“I could be homeless here.”

I overheard this statement while sitting on the beach at Horseshoe Bay, Bermuda.

Yes, the setting was breathtaking—nay awe inspiring . . . pale-pink, silky sand . . . turquoise and aqua shades of ocean water . . . diamond blue sky . . . puffy white cumulous clouds languidly suspended . . . gleaming sunshine.

I, too, could imagine myself homeless here in this brief instant of seeming perfection.

However, in the face of the harsh realities of homelessness, this statement sounded glib and thoughtless.

Perhaps he, like me, was offering it up as praise in thanks for God’s abundance, in a setting of abundance and from a perspective of abundance.

Could there be something deeper and more meaningful in this garden-of-eden frame of mind? What lesson could be learned from what appears as uninformed, unrealistic idealism?

We came into this world with nothing and will leave with nothing. Yet many of us (myself included) sometimes live as if all the possessions we collect along the way are more important than the souls with whom we share the journey.

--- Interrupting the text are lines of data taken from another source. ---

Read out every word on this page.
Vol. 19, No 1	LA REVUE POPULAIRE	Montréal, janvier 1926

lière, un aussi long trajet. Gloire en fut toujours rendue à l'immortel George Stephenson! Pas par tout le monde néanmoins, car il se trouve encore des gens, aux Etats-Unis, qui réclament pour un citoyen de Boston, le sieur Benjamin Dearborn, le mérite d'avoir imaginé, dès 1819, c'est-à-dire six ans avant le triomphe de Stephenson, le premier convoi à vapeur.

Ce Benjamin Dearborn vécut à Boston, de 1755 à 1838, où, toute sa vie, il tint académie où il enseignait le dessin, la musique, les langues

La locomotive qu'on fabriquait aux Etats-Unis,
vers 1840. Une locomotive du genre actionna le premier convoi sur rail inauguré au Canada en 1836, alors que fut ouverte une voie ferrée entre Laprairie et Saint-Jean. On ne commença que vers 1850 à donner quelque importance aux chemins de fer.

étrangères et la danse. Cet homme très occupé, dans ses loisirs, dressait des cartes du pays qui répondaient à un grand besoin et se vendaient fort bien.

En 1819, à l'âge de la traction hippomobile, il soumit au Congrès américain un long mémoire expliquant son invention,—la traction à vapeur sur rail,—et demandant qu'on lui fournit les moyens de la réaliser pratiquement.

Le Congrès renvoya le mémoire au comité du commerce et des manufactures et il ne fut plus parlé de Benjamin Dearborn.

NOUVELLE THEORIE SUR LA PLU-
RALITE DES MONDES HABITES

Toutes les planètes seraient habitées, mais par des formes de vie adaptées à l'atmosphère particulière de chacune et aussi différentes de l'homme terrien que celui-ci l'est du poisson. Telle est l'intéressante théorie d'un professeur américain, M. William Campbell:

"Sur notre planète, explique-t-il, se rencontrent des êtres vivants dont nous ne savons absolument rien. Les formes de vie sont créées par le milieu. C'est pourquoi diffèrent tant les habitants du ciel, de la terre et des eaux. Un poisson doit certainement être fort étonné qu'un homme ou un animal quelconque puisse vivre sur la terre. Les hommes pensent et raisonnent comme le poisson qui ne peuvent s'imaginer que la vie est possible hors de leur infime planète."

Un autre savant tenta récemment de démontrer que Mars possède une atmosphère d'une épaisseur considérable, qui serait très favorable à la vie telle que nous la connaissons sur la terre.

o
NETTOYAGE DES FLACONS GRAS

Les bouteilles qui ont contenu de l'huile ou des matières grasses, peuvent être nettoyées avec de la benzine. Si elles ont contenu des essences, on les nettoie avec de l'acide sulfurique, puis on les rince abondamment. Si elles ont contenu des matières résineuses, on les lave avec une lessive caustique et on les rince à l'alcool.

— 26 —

I had missed my regular Wednesday of volunteering at the foodbank one week. Upon my return, Ricky—a JCCM regular, greeted me with a delighted, “Hi stranger.”

I felt over the moon! I had been accepted into the tribe and felt a part of something much larger, grander and elegant than all my worldly goods combined; more beautiful than Xanadu.

If this is homelessness . . . living now, seeing Christ, knowing we are all in this together, trusting the Divine, then I can live here, where my heart is, in Him.